It has been a very interesting if not momentous 2009 for Oracle so far. In the past six months, the company made a milestone acquisition that could fundamentally change the competitive landscape among enterprise vendors, rolled out arguably its most strategically important series of middleware products, and played musical chairs with a few top executives, resulting in the technical direction of all its applications being placed in the hands of one man.
Here are what we think were the top five Oracle stories for the first half of the year.
1) Oracle acquires Sun Microsystems
This was the easiest choice for this list, but it could be the most difficult for Oracle to pull off successfully. The $7.4 billion acquisition of Sun catapults Oracle, already a powerhouse, to one of the two or three most important IT companies on the planet. With Sun's hardware and rich array of open source software – most notably Java -- Oracle can now compete one on one worldwide with IBM on everything from chips to business process software, particularly with solutions made up of integrated hardware-software stacks.

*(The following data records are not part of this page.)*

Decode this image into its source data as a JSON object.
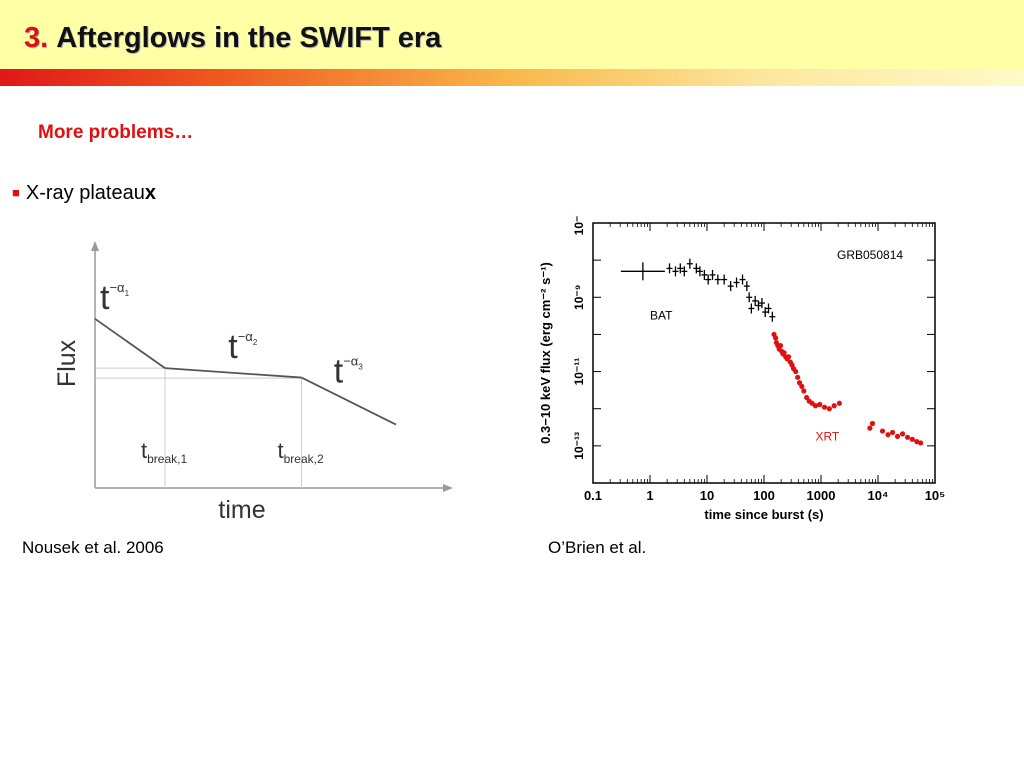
{
  "header": {
    "number": "3.",
    "title": "Afterglows in the SWIFT era"
  },
  "subtitle": "More problems…",
  "bullet": {
    "text": "X-ray plateau",
    "bold_suffix": "x"
  },
  "captions": {
    "left": "Nousek et al. 2006",
    "right": "O’Brien et al."
  },
  "colors": {
    "accent": "#e01010",
    "header_bg": "#ffffa6",
    "xrt": "#dd1111"
  },
  "chart_data": [
    {
      "type": "line",
      "xlabel": "time",
      "ylabel": "Flux",
      "segments": [
        {
          "label_base": "t",
          "label_exp": "−α",
          "label_sub": "1"
        },
        {
          "label_base": "t",
          "label_exp": "−α",
          "label_sub": "2"
        },
        {
          "label_base": "t",
          "label_exp": "−α",
          "label_sub": "3"
        }
      ],
      "breaks": [
        {
          "label_base": "t",
          "label_sub": "break,1"
        },
        {
          "label_base": "t",
          "label_sub": "break,2"
        }
      ],
      "ylim": [
        0,
        1
      ],
      "x": [
        0,
        0.2,
        0.59,
        0.86
      ],
      "y": [
        0.72,
        0.51,
        0.47,
        0.27
      ],
      "break_x": [
        0.2,
        0.59
      ]
    },
    {
      "type": "scatter",
      "title": "GRB050814",
      "xlabel": "time since burst (s)",
      "ylabel": "0.3−10 keV flux (erg cm⁻² s⁻¹)",
      "xscale": "log",
      "yscale": "log",
      "xlim": [
        0.1,
        100000
      ],
      "ylim": [
        1e-14,
        1e-07
      ],
      "x_ticks": [
        {
          "value": 0.1,
          "label": "0.1"
        },
        {
          "value": 1,
          "label": "1"
        },
        {
          "value": 10,
          "label": "10"
        },
        {
          "value": 100,
          "label": "100"
        },
        {
          "value": 1000,
          "label": "1000"
        },
        {
          "value": 10000,
          "label": "10⁴"
        },
        {
          "value": 100000,
          "label": "10⁵"
        }
      ],
      "y_ticks": [
        {
          "value": 1e-07,
          "label": "10⁻⁷"
        },
        {
          "value": 1e-09,
          "label": "10⁻⁹"
        },
        {
          "value": 1e-11,
          "label": "10⁻¹¹"
        },
        {
          "value": 1e-13,
          "label": "10⁻¹³"
        }
      ],
      "series": [
        {
          "name": "BAT",
          "color": "#000000",
          "x": [
            0.75,
            2.2,
            2.8,
            3.4,
            4.0,
            5.0,
            6.5,
            7.5,
            9.0,
            10.5,
            12.5,
            15.5,
            20,
            26,
            33,
            42,
            50,
            55,
            60,
            70,
            80,
            92,
            105,
            120,
            140
          ],
          "y": [
            5e-09,
            6e-09,
            5e-09,
            6e-09,
            5e-09,
            8e-09,
            6e-09,
            5e-09,
            4e-09,
            3e-09,
            4e-09,
            3e-09,
            3e-09,
            2e-09,
            2.5e-09,
            3e-09,
            2e-09,
            1e-09,
            5e-10,
            8e-10,
            6e-10,
            7e-10,
            4e-10,
            5e-10,
            3e-10
          ]
        },
        {
          "name": "XRT",
          "color": "#dd1111",
          "x": [
            150,
            160,
            165,
            175,
            185,
            195,
            205,
            215,
            225,
            240,
            255,
            270,
            290,
            310,
            330,
            360,
            390,
            420,
            460,
            500,
            560,
            620,
            700,
            800,
            950,
            1150,
            1400,
            1700,
            2100,
            7200,
            8000,
            12000,
            15000,
            18000,
            22000,
            27000,
            33000,
            40000,
            48000,
            56000
          ],
          "y": [
            1e-10,
            8e-11,
            6e-11,
            5e-11,
            4e-11,
            5e-11,
            3.5e-11,
            3e-11,
            3.2e-11,
            2.5e-11,
            2.2e-11,
            2.5e-11,
            1.8e-11,
            1.5e-11,
            1.2e-11,
            1e-11,
            7e-12,
            5e-12,
            4e-12,
            3e-12,
            2e-12,
            1.6e-12,
            1.4e-12,
            1.2e-12,
            1.3e-12,
            1.1e-12,
            1e-12,
            1.2e-12,
            1.4e-12,
            3e-13,
            4e-13,
            2.5e-13,
            2e-13,
            2.3e-13,
            1.8e-13,
            2.1e-13,
            1.7e-13,
            1.5e-13,
            1.3e-13,
            1.2e-13
          ]
        }
      ]
    }
  ]
}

With firm control over Java, the deal also allows Oracle to apply a lot more pressure on longtime nemesis Microsoft. With Java, Oracle can align itself with IBM and other Java supporters to go hard at Microsoft's .Net programming environment. It remains to be seen, however, what Oracle will keep and discard once the deal is approved later this summer.
Already, the company has been vague about its intentions for the very popular MySQL open source database and the promising Glassfish open source apps server, and Sun has killed off its next generation 64-bit multi-core chip, code-named Rock. What remains in Oracle's Sun-based portfolio a year from now should be interesting.

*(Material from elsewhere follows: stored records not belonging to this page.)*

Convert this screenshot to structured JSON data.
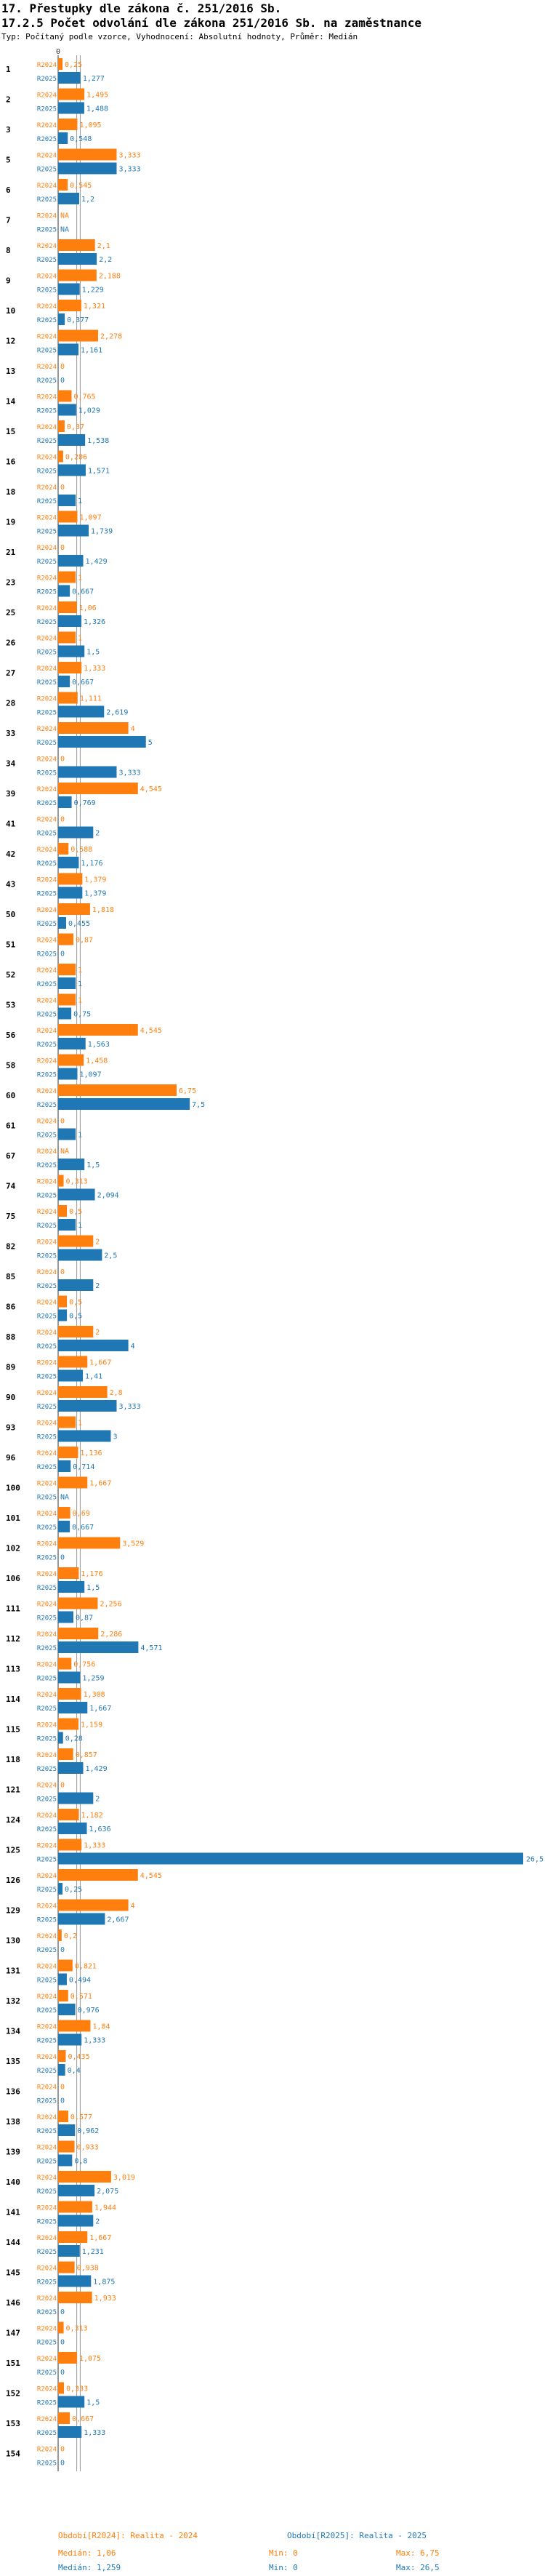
{
  "header": {
    "title": "17. Přestupky dle zákona č. 251/2016 Sb.",
    "subtitle": "17.2.5 Počet odvolání dle zákona 251/2016 Sb. na zaměstnance",
    "meta": "Typ: Počítaný podle vzorce, Vyhodnocení: Absolutní hodnoty, Průměr: Medián"
  },
  "colors": {
    "r2024": "#ff7f0e",
    "r2025": "#1f77b4",
    "median": "#999999"
  },
  "chart_data": {
    "type": "bar",
    "orientation": "horizontal",
    "axis_tick": "0",
    "series_labels": [
      "R2024",
      "R2025"
    ],
    "xlim": [
      0,
      26.5
    ],
    "median_2024": 1.06,
    "median_2025": 1.259,
    "rows": [
      {
        "id": "1",
        "r2024": {
          "v": 0.25,
          "label": "0,25"
        },
        "r2025": {
          "v": 1.277,
          "label": "1,277"
        }
      },
      {
        "id": "2",
        "r2024": {
          "v": 1.495,
          "label": "1,495"
        },
        "r2025": {
          "v": 1.488,
          "label": "1,488"
        }
      },
      {
        "id": "3",
        "r2024": {
          "v": 1.095,
          "label": "1,095"
        },
        "r2025": {
          "v": 0.548,
          "label": "0,548"
        }
      },
      {
        "id": "5",
        "r2024": {
          "v": 3.333,
          "label": "3,333"
        },
        "r2025": {
          "v": 3.333,
          "label": "3,333"
        }
      },
      {
        "id": "6",
        "r2024": {
          "v": 0.545,
          "label": "0,545"
        },
        "r2025": {
          "v": 1.2,
          "label": "1,2"
        }
      },
      {
        "id": "7",
        "r2024": {
          "v": 0,
          "label": "NA"
        },
        "r2025": {
          "v": 0,
          "label": "NA"
        }
      },
      {
        "id": "8",
        "r2024": {
          "v": 2.1,
          "label": "2,1"
        },
        "r2025": {
          "v": 2.2,
          "label": "2,2"
        }
      },
      {
        "id": "9",
        "r2024": {
          "v": 2.188,
          "label": "2,188"
        },
        "r2025": {
          "v": 1.229,
          "label": "1,229"
        }
      },
      {
        "id": "10",
        "r2024": {
          "v": 1.321,
          "label": "1,321"
        },
        "r2025": {
          "v": 0.377,
          "label": "0,377"
        }
      },
      {
        "id": "12",
        "r2024": {
          "v": 2.278,
          "label": "2,278"
        },
        "r2025": {
          "v": 1.161,
          "label": "1,161"
        }
      },
      {
        "id": "13",
        "r2024": {
          "v": 0,
          "label": "0"
        },
        "r2025": {
          "v": 0,
          "label": "0"
        }
      },
      {
        "id": "14",
        "r2024": {
          "v": 0.765,
          "label": "0,765"
        },
        "r2025": {
          "v": 1.029,
          "label": "1,029"
        }
      },
      {
        "id": "15",
        "r2024": {
          "v": 0.37,
          "label": "0,37"
        },
        "r2025": {
          "v": 1.538,
          "label": "1,538"
        }
      },
      {
        "id": "16",
        "r2024": {
          "v": 0.286,
          "label": "0,286"
        },
        "r2025": {
          "v": 1.571,
          "label": "1,571"
        }
      },
      {
        "id": "18",
        "r2024": {
          "v": 0,
          "label": "0"
        },
        "r2025": {
          "v": 1,
          "label": "1"
        }
      },
      {
        "id": "19",
        "r2024": {
          "v": 1.097,
          "label": "1,097"
        },
        "r2025": {
          "v": 1.739,
          "label": "1,739"
        }
      },
      {
        "id": "21",
        "r2024": {
          "v": 0,
          "label": "0"
        },
        "r2025": {
          "v": 1.429,
          "label": "1,429"
        }
      },
      {
        "id": "23",
        "r2024": {
          "v": 1,
          "label": "1"
        },
        "r2025": {
          "v": 0.667,
          "label": "0,667"
        }
      },
      {
        "id": "25",
        "r2024": {
          "v": 1.06,
          "label": "1,06"
        },
        "r2025": {
          "v": 1.326,
          "label": "1,326"
        }
      },
      {
        "id": "26",
        "r2024": {
          "v": 1,
          "label": "1"
        },
        "r2025": {
          "v": 1.5,
          "label": "1,5"
        }
      },
      {
        "id": "27",
        "r2024": {
          "v": 1.333,
          "label": "1,333"
        },
        "r2025": {
          "v": 0.667,
          "label": "0,667"
        }
      },
      {
        "id": "28",
        "r2024": {
          "v": 1.111,
          "label": "1,111"
        },
        "r2025": {
          "v": 2.619,
          "label": "2,619"
        }
      },
      {
        "id": "33",
        "r2024": {
          "v": 4,
          "label": "4"
        },
        "r2025": {
          "v": 5,
          "label": "5"
        }
      },
      {
        "id": "34",
        "r2024": {
          "v": 0,
          "label": "0"
        },
        "r2025": {
          "v": 3.333,
          "label": "3,333"
        }
      },
      {
        "id": "39",
        "r2024": {
          "v": 4.545,
          "label": "4,545"
        },
        "r2025": {
          "v": 0.769,
          "label": "0,769"
        }
      },
      {
        "id": "41",
        "r2024": {
          "v": 0,
          "label": "0"
        },
        "r2025": {
          "v": 2,
          "label": "2"
        }
      },
      {
        "id": "42",
        "r2024": {
          "v": 0.588,
          "label": "0,588"
        },
        "r2025": {
          "v": 1.176,
          "label": "1,176"
        }
      },
      {
        "id": "43",
        "r2024": {
          "v": 1.379,
          "label": "1,379"
        },
        "r2025": {
          "v": 1.379,
          "label": "1,379"
        }
      },
      {
        "id": "50",
        "r2024": {
          "v": 1.818,
          "label": "1,818"
        },
        "r2025": {
          "v": 0.455,
          "label": "0,455"
        }
      },
      {
        "id": "51",
        "r2024": {
          "v": 0.87,
          "label": "0,87"
        },
        "r2025": {
          "v": 0,
          "label": "0"
        }
      },
      {
        "id": "52",
        "r2024": {
          "v": 1,
          "label": "1"
        },
        "r2025": {
          "v": 1,
          "label": "1"
        }
      },
      {
        "id": "53",
        "r2024": {
          "v": 1,
          "label": "1"
        },
        "r2025": {
          "v": 0.75,
          "label": "0,75"
        }
      },
      {
        "id": "56",
        "r2024": {
          "v": 4.545,
          "label": "4,545"
        },
        "r2025": {
          "v": 1.563,
          "label": "1,563"
        }
      },
      {
        "id": "58",
        "r2024": {
          "v": 1.458,
          "label": "1,458"
        },
        "r2025": {
          "v": 1.097,
          "label": "1,097"
        }
      },
      {
        "id": "60",
        "r2024": {
          "v": 6.75,
          "label": "6,75"
        },
        "r2025": {
          "v": 7.5,
          "label": "7,5"
        }
      },
      {
        "id": "61",
        "r2024": {
          "v": 0,
          "label": "0"
        },
        "r2025": {
          "v": 1,
          "label": "1"
        }
      },
      {
        "id": "67",
        "r2024": {
          "v": 0,
          "label": "NA"
        },
        "r2025": {
          "v": 1.5,
          "label": "1,5"
        }
      },
      {
        "id": "74",
        "r2024": {
          "v": 0.313,
          "label": "0,313"
        },
        "r2025": {
          "v": 2.094,
          "label": "2,094"
        }
      },
      {
        "id": "75",
        "r2024": {
          "v": 0.5,
          "label": "0,5"
        },
        "r2025": {
          "v": 1,
          "label": "1"
        }
      },
      {
        "id": "82",
        "r2024": {
          "v": 2,
          "label": "2"
        },
        "r2025": {
          "v": 2.5,
          "label": "2,5"
        }
      },
      {
        "id": "85",
        "r2024": {
          "v": 0,
          "label": "0"
        },
        "r2025": {
          "v": 2,
          "label": "2"
        }
      },
      {
        "id": "86",
        "r2024": {
          "v": 0.5,
          "label": "0,5"
        },
        "r2025": {
          "v": 0.5,
          "label": "0,5"
        }
      },
      {
        "id": "88",
        "r2024": {
          "v": 2,
          "label": "2"
        },
        "r2025": {
          "v": 4,
          "label": "4"
        }
      },
      {
        "id": "89",
        "r2024": {
          "v": 1.667,
          "label": "1,667"
        },
        "r2025": {
          "v": 1.41,
          "label": "1,41"
        }
      },
      {
        "id": "90",
        "r2024": {
          "v": 2.8,
          "label": "2,8"
        },
        "r2025": {
          "v": 3.333,
          "label": "3,333"
        }
      },
      {
        "id": "93",
        "r2024": {
          "v": 1,
          "label": "1"
        },
        "r2025": {
          "v": 3,
          "label": "3"
        }
      },
      {
        "id": "96",
        "r2024": {
          "v": 1.136,
          "label": "1,136"
        },
        "r2025": {
          "v": 0.714,
          "label": "0,714"
        }
      },
      {
        "id": "100",
        "r2024": {
          "v": 1.667,
          "label": "1,667"
        },
        "r2025": {
          "v": 0,
          "label": "NA"
        }
      },
      {
        "id": "101",
        "r2024": {
          "v": 0.69,
          "label": "0,69"
        },
        "r2025": {
          "v": 0.667,
          "label": "0,667"
        }
      },
      {
        "id": "102",
        "r2024": {
          "v": 3.529,
          "label": "3,529"
        },
        "r2025": {
          "v": 0,
          "label": "0"
        }
      },
      {
        "id": "106",
        "r2024": {
          "v": 1.176,
          "label": "1,176"
        },
        "r2025": {
          "v": 1.5,
          "label": "1,5"
        }
      },
      {
        "id": "111",
        "r2024": {
          "v": 2.256,
          "label": "2,256"
        },
        "r2025": {
          "v": 0.87,
          "label": "0,87"
        }
      },
      {
        "id": "112",
        "r2024": {
          "v": 2.286,
          "label": "2,286"
        },
        "r2025": {
          "v": 4.571,
          "label": "4,571"
        }
      },
      {
        "id": "113",
        "r2024": {
          "v": 0.756,
          "label": "0,756"
        },
        "r2025": {
          "v": 1.259,
          "label": "1,259"
        }
      },
      {
        "id": "114",
        "r2024": {
          "v": 1.308,
          "label": "1,308"
        },
        "r2025": {
          "v": 1.667,
          "label": "1,667"
        }
      },
      {
        "id": "115",
        "r2024": {
          "v": 1.159,
          "label": "1,159"
        },
        "r2025": {
          "v": 0.28,
          "label": "0,28"
        }
      },
      {
        "id": "118",
        "r2024": {
          "v": 0.857,
          "label": "0,857"
        },
        "r2025": {
          "v": 1.429,
          "label": "1,429"
        }
      },
      {
        "id": "121",
        "r2024": {
          "v": 0,
          "label": "0"
        },
        "r2025": {
          "v": 2,
          "label": "2"
        }
      },
      {
        "id": "124",
        "r2024": {
          "v": 1.182,
          "label": "1,182"
        },
        "r2025": {
          "v": 1.636,
          "label": "1,636"
        }
      },
      {
        "id": "125",
        "r2024": {
          "v": 1.333,
          "label": "1,333"
        },
        "r2025": {
          "v": 26.5,
          "label": "26,5"
        }
      },
      {
        "id": "126",
        "r2024": {
          "v": 4.545,
          "label": "4,545"
        },
        "r2025": {
          "v": 0.25,
          "label": "0,25"
        }
      },
      {
        "id": "129",
        "r2024": {
          "v": 4,
          "label": "4"
        },
        "r2025": {
          "v": 2.667,
          "label": "2,667"
        }
      },
      {
        "id": "130",
        "r2024": {
          "v": 0.2,
          "label": "0,2"
        },
        "r2025": {
          "v": 0,
          "label": "0"
        }
      },
      {
        "id": "131",
        "r2024": {
          "v": 0.821,
          "label": "0,821"
        },
        "r2025": {
          "v": 0.494,
          "label": "0,494"
        }
      },
      {
        "id": "132",
        "r2024": {
          "v": 0.571,
          "label": "0,571"
        },
        "r2025": {
          "v": 0.976,
          "label": "0,976"
        }
      },
      {
        "id": "134",
        "r2024": {
          "v": 1.84,
          "label": "1,84"
        },
        "r2025": {
          "v": 1.333,
          "label": "1,333"
        }
      },
      {
        "id": "135",
        "r2024": {
          "v": 0.435,
          "label": "0,435"
        },
        "r2025": {
          "v": 0.4,
          "label": "0,4"
        }
      },
      {
        "id": "136",
        "r2024": {
          "v": 0,
          "label": "0"
        },
        "r2025": {
          "v": 0,
          "label": "0"
        }
      },
      {
        "id": "138",
        "r2024": {
          "v": 0.577,
          "label": "0,577"
        },
        "r2025": {
          "v": 0.962,
          "label": "0,962"
        }
      },
      {
        "id": "139",
        "r2024": {
          "v": 0.933,
          "label": "0,933"
        },
        "r2025": {
          "v": 0.8,
          "label": "0,8"
        }
      },
      {
        "id": "140",
        "r2024": {
          "v": 3.019,
          "label": "3,019"
        },
        "r2025": {
          "v": 2.075,
          "label": "2,075"
        }
      },
      {
        "id": "141",
        "r2024": {
          "v": 1.944,
          "label": "1,944"
        },
        "r2025": {
          "v": 2,
          "label": "2"
        }
      },
      {
        "id": "144",
        "r2024": {
          "v": 1.667,
          "label": "1,667"
        },
        "r2025": {
          "v": 1.231,
          "label": "1,231"
        }
      },
      {
        "id": "145",
        "r2024": {
          "v": 0.938,
          "label": "0,938"
        },
        "r2025": {
          "v": 1.875,
          "label": "1,875"
        }
      },
      {
        "id": "146",
        "r2024": {
          "v": 1.933,
          "label": "1,933"
        },
        "r2025": {
          "v": 0,
          "label": "0"
        }
      },
      {
        "id": "147",
        "r2024": {
          "v": 0.313,
          "label": "0,313"
        },
        "r2025": {
          "v": 0,
          "label": "0"
        }
      },
      {
        "id": "151",
        "r2024": {
          "v": 1.075,
          "label": "1,075"
        },
        "r2025": {
          "v": 0,
          "label": "0"
        }
      },
      {
        "id": "152",
        "r2024": {
          "v": 0.333,
          "label": "0,333"
        },
        "r2025": {
          "v": 1.5,
          "label": "1,5"
        }
      },
      {
        "id": "153",
        "r2024": {
          "v": 0.667,
          "label": "0,667"
        },
        "r2025": {
          "v": 1.333,
          "label": "1,333"
        }
      },
      {
        "id": "154",
        "r2024": {
          "v": 0,
          "label": "0"
        },
        "r2025": {
          "v": 0,
          "label": "0"
        }
      }
    ]
  },
  "footer": {
    "legend_2024": "Období[R2024]: Realita - 2024",
    "legend_2025": "Období[R2025]: Realita - 2025",
    "median_2024": "Medián: 1,06",
    "min_2024": "Min: 0",
    "max_2024": "Max: 6,75",
    "median_2025": "Medián: 1,259",
    "min_2025": "Min: 0",
    "max_2025": "Max: 26,5"
  }
}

2) Fusion Middleware 11g makes its debut
Easily Oracle's biggest middleware announcement of the past few years was its July 1 unveiling of Fusion Middleware 11g. It was notable because its long-awaited features, such as better support for SaaS and cloud computing flavored applications, bring the product line into the modern age. It was also notable because the new series will function as a "convergence layer" sitting in the middle of an integrated stack of Oracle, and eventually non-Oracle, products. Version 11g is one of the pieces that will allow Oracle to more aggressively sell "pre-fab" integrated stacks of software.
3) The rise of Thomas Kurian
With Thomas Kurian taking over the duties of Charles Rozwat, the former executive vice president of product development, Kurian now has control over both middleware and applications products. He just might have more influence over the strategic direction of Oracle's core products than anyone inside the company -- except, of course, for Larry Ellison. Given Kurian's inclination toward stack computing, it is one more confirmation of how Oracle plans to compete in the market over the next few years.
The one question some have is this: Will Kurian push an all-Oracle stack over products that support various third-party infrastructures and applications? We may get an answer to that as soon as year's end.
4) Virtual Iron acquisition
Oracle made headlines when it acquired virtualization software vendor Virtual Iron in May. It then proceeded to make even bigger headlines when it announced in June that it would discontinue the Virtual Iron product line. But since Oracle seems to be on a perpetual acquisition spree, what made this purchase so significant?
With the acquisition, Oracle appeared to be gravitating toward a new customer base, given that Virtual Iron caters to small and medium-sized businesses. This seemed to be a good thing because it gave Oracle more muscle in a market that figures to grow significantly over the next few years and where Oracle will face stiff competition from VMware, Citrix and Microsoft.
But Oracle will "suspend development of existing Virtual Iron products and will suspend delivery of orders to new customers," according to a letter from Oracle to Virtual Iron sales partners. How then will Oracle successfully combine Virtual Iron products with its own and pursue both the SMB and enterprise markets? And is this foreshadowing how Oracle will deal with Sun's virtualization portfolio? These questions probably will not be answered for another year.
5) Oracle rolls out, revamps Beehive collaboration platform
At OpenWorld 2008, Oracle introduced a promising new collaboration platform, Beehive, intended to be a central platform for bringing together different functions such as email, calendars, conferencing, wikis and tasks. Many were skeptical, given the competition the company faced from IBM and Microsoft, which have had competitive offerings for years.
But at Collaborate '09 in May, Oracle revealed a new version of Beehive, claiming it represents a more centralized approach than the distributed offerings of Microsoft and IBM. One of the more interesting features of the product is its Web-based Team Workspaces that can be accessed either centrally or by individual teams. It will be interesting to see what level of acceptance it has among users and how much share Oracle can tear away from IBM and Microsoft over the next year.